Connected components of real matrices such that $M^2=I$

Question

Suppose that $S$ is the set of all real $n\times n$ matrices $A$ such that $A^2=I_n$. Since these matrices are diagonalizable with $\pm 1$ as eigenvalues, we get the partition $S=\cup_{0\leq k \leq n} S_k$ where $S_k$ is the set of all matrices of the form $PJ_k P^{-1}$ where $P$ is a real invertible matrix and $J_k$ the diagonal $(1,\cdots,1,-1,\cdots,-1)$ (the first $k$ components are equal to $1$, and the other $n-k$ components are equal to $-1$).

My question is : are the $S_k$ the connected components of $S$ ? (and if yes, why ?) If not, what are the connected components of $S$?

Answer 1

I think they are.

Firstly, the trace function is a continuous map from $S$ to $\Bbb Z$, and $S_k$ is the preimage of $\{2k - n\}$, which is clopen in $\Bbb Z$. So every connected component is certainly contained in $S_k$ for some $k$.

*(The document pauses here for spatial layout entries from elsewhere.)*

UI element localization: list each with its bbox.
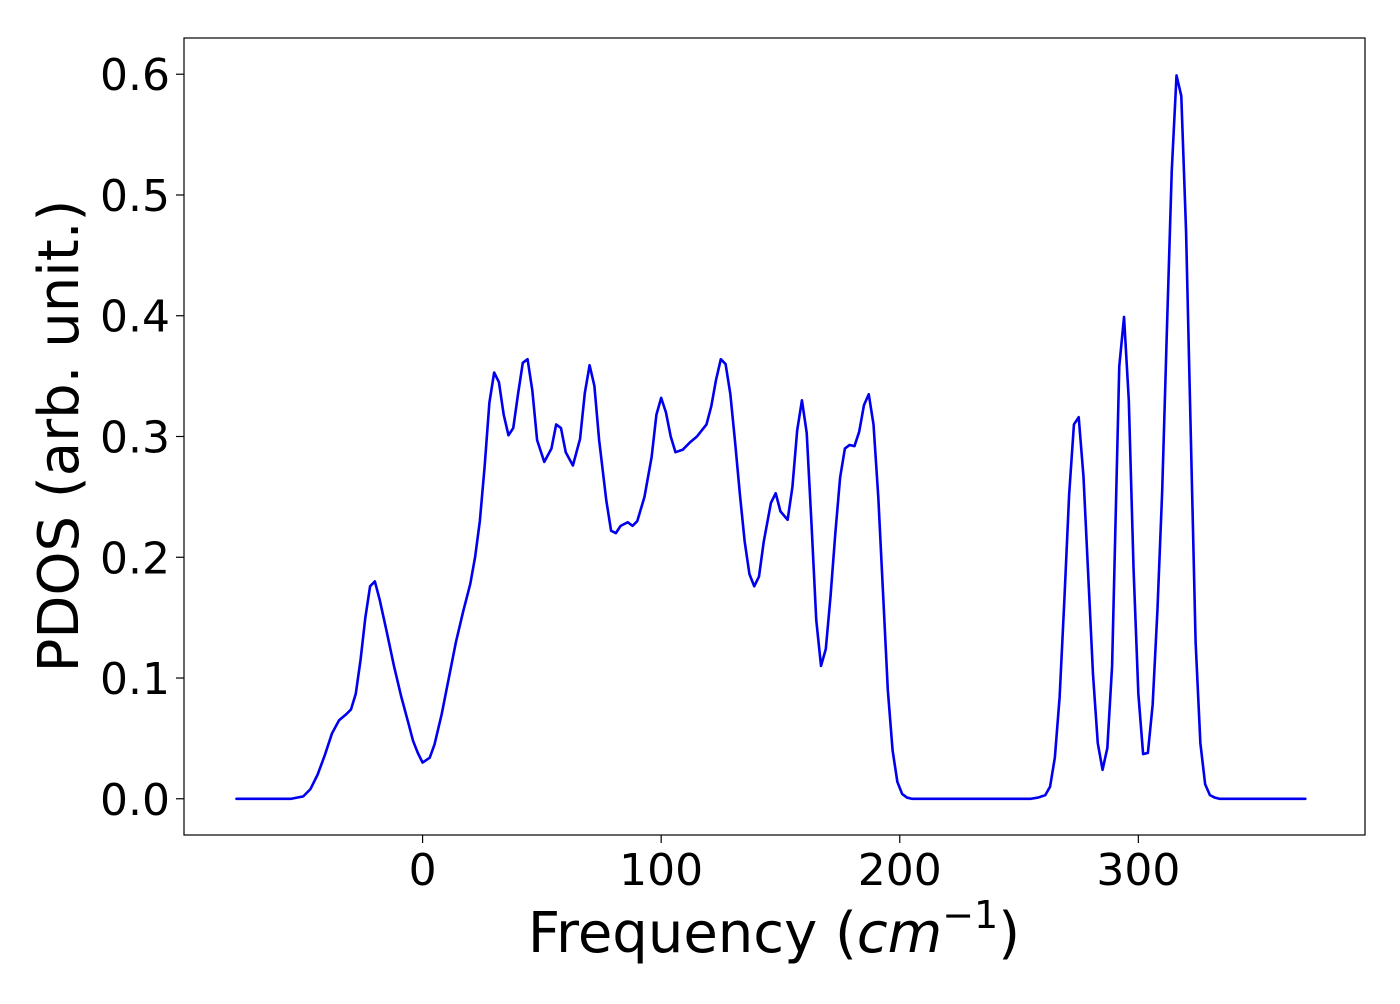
x-axis-label-text: Frequency [528,901,817,966]
y-tick-label: 0.0 [100,775,170,826]
x-tick-label: 200 [858,845,942,896]
axis-ticks: 0 100 200 300 0.0 0.1 0.2 0.3 0.4 0.5 0.6 [100,50,1180,896]
x-tick-label: 300 [1096,845,1180,896]
x-tick-label: 100 [619,845,703,896]
y-tick-label: 0.3 [100,413,170,464]
y-tick-label: 0.6 [100,50,170,101]
y-tick-label: 0.4 [100,292,170,343]
series-line-0 [235,74,1307,801]
x-axis-label-paren-open: ( [817,901,857,966]
plot-area-frame [183,37,1366,836]
y-tick-label: 0.2 [100,533,170,584]
x-axis-label-unit-exponent: −1 [942,893,998,937]
x-tick-label: 0 [409,845,437,896]
x-axis-label-paren-close: ) [998,901,1020,966]
y-tick-label: 0.1 [100,654,170,705]
series-layer [235,74,1307,801]
x-axis-label-unit: cm [857,901,942,966]
y-tick-label: 0.5 [100,171,170,222]
y-axis-label: PDOS (arb. unit.) [27,200,92,673]
x-axis-label: Frequency (cm−1) [528,893,1020,966]
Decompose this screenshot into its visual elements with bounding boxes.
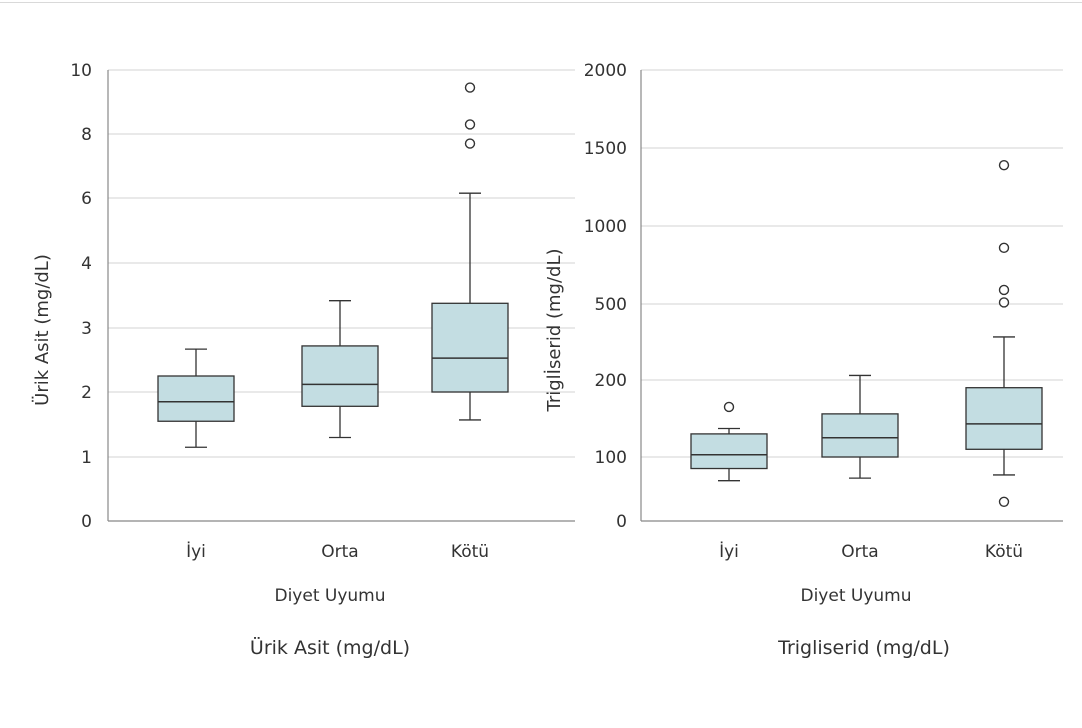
y-tick-label: 2000 (584, 61, 627, 81)
box-iqr (821, 413, 899, 458)
outlier-point (998, 242, 1010, 254)
x-category-label: Orta (321, 542, 358, 562)
x-category-label: İyi (186, 541, 206, 562)
outlier-point (998, 284, 1010, 296)
chart-panel-2: 0 100 200 500 1000 1500 2000 İyi Orta Kötü Diyet U… (544, 61, 1063, 659)
outlier-point (464, 82, 476, 93)
y-tick-label: 0 (616, 512, 627, 532)
outlier-point (998, 496, 1010, 507)
x-axis-title: Diyet Uyumu (274, 586, 385, 606)
y-tick-label: 500 (595, 295, 627, 315)
chart-panel-1: 0 1 2 3 4 6 8 10 İyi Orta Kötü Diyet Uyumu Ürik Asit… (31, 61, 575, 659)
panel-caption: Ürik Asit (mg/dL) (250, 636, 410, 659)
x-category-label: İyi (719, 541, 739, 562)
y-tick-label: 1000 (584, 217, 627, 237)
y-axis-title: Triglİserid (mg/dL) (544, 248, 565, 412)
y-tick-label: 2 (81, 383, 92, 403)
y-tick-label: 8 (81, 125, 92, 145)
x-axis-title: Diyet Uyumu (800, 586, 911, 606)
panel-caption: Trigliserid (mg/dL) (777, 637, 950, 659)
box-iqr (157, 375, 235, 422)
y-tick-label: 1 (81, 448, 92, 468)
y-tick-label: 1500 (584, 139, 627, 159)
x-category-label: Kötü (451, 542, 489, 562)
box-3 (431, 82, 509, 421)
outlier-point (998, 297, 1010, 308)
outlier-point (464, 138, 476, 149)
x-category-label: Kötü (985, 542, 1023, 562)
box-2 (821, 374, 899, 479)
y-tick-label: 0 (81, 512, 92, 532)
box-iqr (690, 433, 768, 470)
x-category-label: Orta (841, 542, 878, 562)
y-tick-label: 100 (595, 448, 627, 468)
box-iqr (431, 302, 509, 393)
outlier-point (998, 159, 1010, 171)
box-2 (301, 300, 379, 439)
y-tick-label: 200 (595, 371, 627, 391)
y-tick-label: 3 (81, 319, 92, 339)
box-iqr (301, 345, 379, 407)
outlier-point (723, 401, 735, 413)
top-divider (0, 2, 1082, 3)
y-tick-label: 6 (81, 189, 92, 209)
outlier-point (464, 119, 476, 130)
y-axis-title: Ürik Asit (mg/dL) (31, 254, 53, 406)
box-3 (965, 159, 1043, 507)
y-tick-label: 10 (70, 61, 92, 81)
box-1 (690, 401, 768, 482)
box-iqr (965, 387, 1043, 450)
box-1 (157, 348, 235, 448)
y-tick-label: 4 (81, 254, 92, 274)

Your remark shows that the function $f: \mathrm{GL}_n(\Bbb R) \to S_k$ defined by $f(P) = P J_k P^{-1}$ is surjective. $f$ is continuous, so this almost shows that $S_k$ is connected, but not quite - the problem is that $\mathrm{GL}_n(\Bbb R)$ has two connected components.

We can fix this by restricting $f$ to the set of matrices of positive determinant. This map remains surjective, for example because $J_k$ always has a matrix of negative determinant in its centraliser in $\mathrm{GL}_n(\Bbb R)$. Explicitly: let $Q$ be the diagonal matrix with diagonal entries $(-1, 1, 1, \dotsc, 1)$. Then for all $P$, we have $PQ J_k (PQ)^{-1} = P (Q J_k Q) P^{-1} = P J_k P^{-1}$. So if $P$ had negative determinant, just replace it by $PQ$, which has positive determinant.

So $f$ is still surjective. But the set of matrices of positive determinant is connected, and hence $S_k$ is connected. So we are done.